Radiothérapie flash : un «saut quantique» en cancérologie
Après des résultats pré-cliniques et cliniques majeurs, un partenariat public-privé se met en place dans l’objectif de rendre accessible la technologie de radiothérapie flash à un plus grand nombre de patients atteints de cancer.
Le Centre hospitalier universitaire vaudois (CHUV) de Lausanne (Suisse), le Laboratoire européen pour la physique des particules (CERN) et la société THERYQ (groupe ALCEN) ont signé un accord portant sur le développement et la construction du premier appareil au monde de radiothérapie flash de pointe. « En tant qu’hôpital universitaire, le CHUV s’est associé à un centre de recherche d’envergure mondiale et à un partenaire industriel à la pointe du progrès pour résoudre une problématique médicale, physique et technique et trouver des solutions novatrices de lutte contre le cancer, s’est réjoui en conférence de presse de lancement, ce vendredi 25 novembre, le professeur Philippe Eckert, directeur général du CHUV. C’est un saut quantique dans le domaine de la cancérologie », assure-t-il. Cet appareil, fondé sur la technologie du CERN, utilisera des radiations à électrons à très haute énergie (Very High Energy Electrons – VHEE) pour traiter tous types de cancers résistants aux traitements conventionnels.
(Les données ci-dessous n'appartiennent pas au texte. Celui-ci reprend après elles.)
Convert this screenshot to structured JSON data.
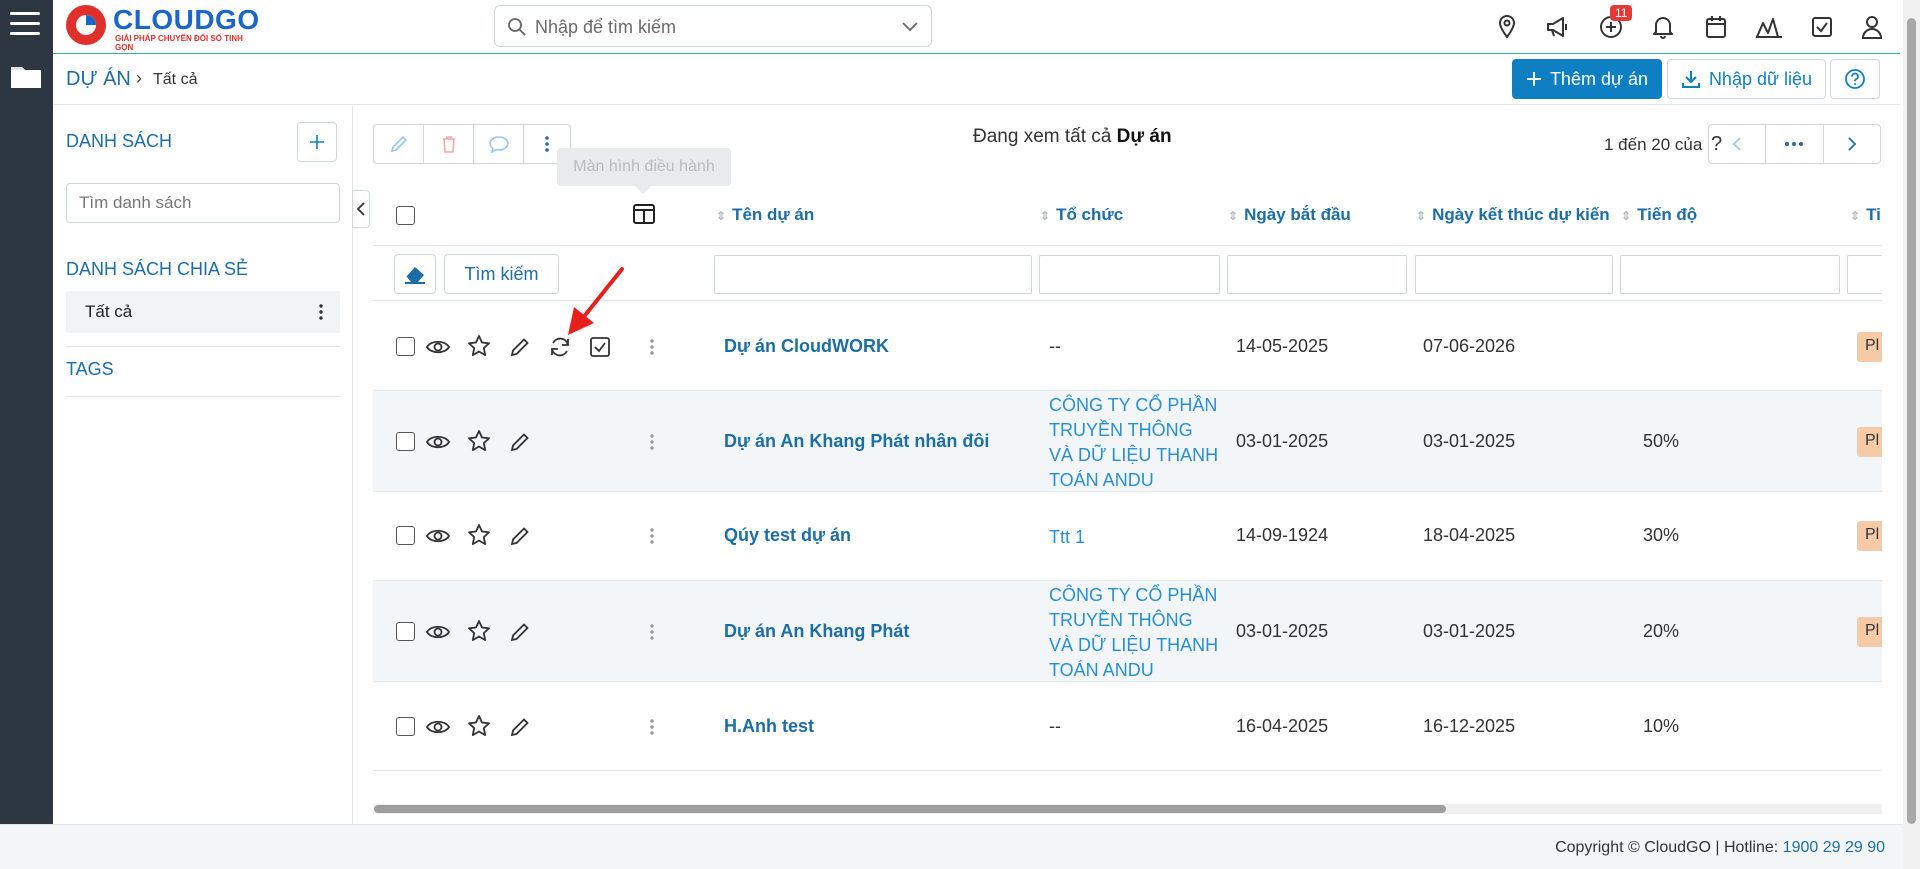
{
  "brand": {
    "name": "CLOUDGO",
    "tagline": "GIẢI PHÁP CHUYỂN ĐỔI SỐ TINH GỌN"
  },
  "search": {
    "placeholder": "Nhập để tìm kiếm"
  },
  "notifications": {
    "count": "11"
  },
  "breadcrumb": {
    "module": "DỰ ÁN",
    "separator": "›",
    "current": "Tất cả"
  },
  "actions": {
    "add_project": "Thêm dự án",
    "import_data": "Nhập dữ liệu"
  },
  "sidebar": {
    "list_title": "DANH SÁCH",
    "search_placeholder": "Tìm danh sách",
    "shared_title": "DANH SÁCH CHIA SẺ",
    "shared_items": [
      {
        "label": "Tất cả"
      }
    ],
    "tags_title": "TAGS"
  },
  "toolbar": {
    "tooltip": "Màn hình điều hành"
  },
  "view": {
    "prefix": "Đang xem tất cả",
    "entity": "Dự án"
  },
  "pagination": {
    "range": "1 đến 20 của",
    "unknown_total": "?"
  },
  "table": {
    "columns": [
      "Tên dự án",
      "Tổ chức",
      "Ngày bắt đầu",
      "Ngày kết thúc dự kiến",
      "Tiến độ",
      "Ti"
    ],
    "filter_button": "Tìm kiếm",
    "rows": [
      {
        "name": "Dự án CloudWORK",
        "org": "--",
        "start": "14-05-2025",
        "end": "07-06-2026",
        "progress": "",
        "status": "Pl"
      },
      {
        "name": "Dự án An Khang Phát nhân đôi",
        "org": "CÔNG TY CỔ PHẦN TRUYỀN THÔNG VÀ DỮ LIỆU THANH TOÁN ANDU",
        "start": "03-01-2025",
        "end": "03-01-2025",
        "progress": "50%",
        "status": "Pl"
      },
      {
        "name": "Qúy test dự án",
        "org": "Ttt 1",
        "start": "14-09-1924",
        "end": "18-04-2025",
        "progress": "30%",
        "status": "Pl"
      },
      {
        "name": "Dự án An Khang Phát",
        "org": "CÔNG TY CỔ PHẦN TRUYỀN THÔNG VÀ DỮ LIỆU THANH TOÁN ANDU",
        "start": "03-01-2025",
        "end": "03-01-2025",
        "progress": "20%",
        "status": "Pl"
      },
      {
        "name": "H.Anh test",
        "org": "--",
        "start": "16-04-2025",
        "end": "16-12-2025",
        "progress": "10%",
        "status": ""
      }
    ]
  },
  "footer": {
    "copyright": "Copyright © CloudGO | Hotline:",
    "hotline": "1900 29 29 90"
  },
  "colors": {
    "accent": "#0f7fc4",
    "link": "#1d6ea4",
    "rail": "#2c3742",
    "badge": "#e53935",
    "tag": "#f5cba7"
  },
  "icons": [
    "menu-icon",
    "folder-icon",
    "search-icon",
    "chevron-down-icon",
    "location-icon",
    "megaphone-icon",
    "plus-circle-icon",
    "bell-icon",
    "calendar-icon",
    "chart-icon",
    "checkbox-icon",
    "user-icon",
    "plus-icon",
    "upload-icon",
    "help-icon",
    "pencil-icon",
    "trash-icon",
    "comment-icon",
    "kebab-icon",
    "columns-icon",
    "eraser-icon",
    "eye-icon",
    "star-icon",
    "refresh-icon",
    "check-square-icon",
    "chevron-left-icon",
    "chevron-right-icon",
    "more-icon"
  ]
}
Il sera installé au CHUV et devrait être opérationnel d’ici deux ans pour des premiers essais cliniques à l’horizon 2025/2026. « Cela représente un espoir très important d’augmenter l’efficacité de la radiothérapie conventionnelle, se félicite le professeur Jean Bourhis, chef du Service de radio-oncologie du CHUV. En réduisant l’irradiation à quelques millisecondes, la radiothérapie flash diminue considérablement les effets secondaires sur les tissus sains tout en augmentant l’efficacité sur les tumeurs. »
Une prouesse technologique
Ce développement est l’aboutissement des premières études en 2013 sur l’effet flash, du traitement avec succès d’un premier patient atteint d’un cancer de la peau en 2019 et d’un programme innovant de transfert clinique de la radiothérapie flash initié en 2020 entre le CERN et le CHUV. Celui-ci a vu l’installation d’un premier prototype baptisé FLASHKNiFE, fabriqué par la société de technologie médicale THERYQ, pour traiter en flash des tumeurs superficielles ou peu profondes (jusqu’à 3 cm). Une nouvelle révolution s’annonce aujourd’hui. « En intégrant la technologie novatrice d’accélérateur linéaire compact développée par le CERN, notre outil FLASHDEEP utilise des faisceaux d’électrons de très haute énergie de 100 à 200 MeV, détaille Ludovic Le Meunier, directeur général de THERYQ. 10 à 20 fois plus puissants que ceux du FLASHKNiFE, ces rayons permettront de traiter en moins de 100 millisecondes tous types de cancers jusqu’à une profondeur de 20 cm, augmentant considérablement le nombre de patients traités. » L’accélérateur, fondé sur la technologie CLIC (Compact Linear Collider) du CERN, aura un volume compatible avec son intégration dans un campus hospitalier. « Les appareils de radiothérapie fondés sur notre technologie des accélérateurs d’électrons sont également nettement plus compacts et moins coûteux que les installations actuelles de thérapie à base de protons », indique Mike Lamont, directeur du CERN pour les accélérateurs et la technologie.
Un projet multidisciplinaire
« Ce projet réunissant en étroite collaboration des biologistes, des physiciens et des médecins s’inscrit parfaitement dans les objectifs de soutien à la recherche en oncologie translationnelle de la Fondation ISREC, qui a rendu possible ce développement », ajoute le professeur Pierre-Marie Glauser, président de la Fondation. Celle-ci contribue en effet au développement de la technologie flash depuis 2016 déjà et a apporté un financement, en partenariat avec la Fondation Biltema, de 25,8 millions CHF.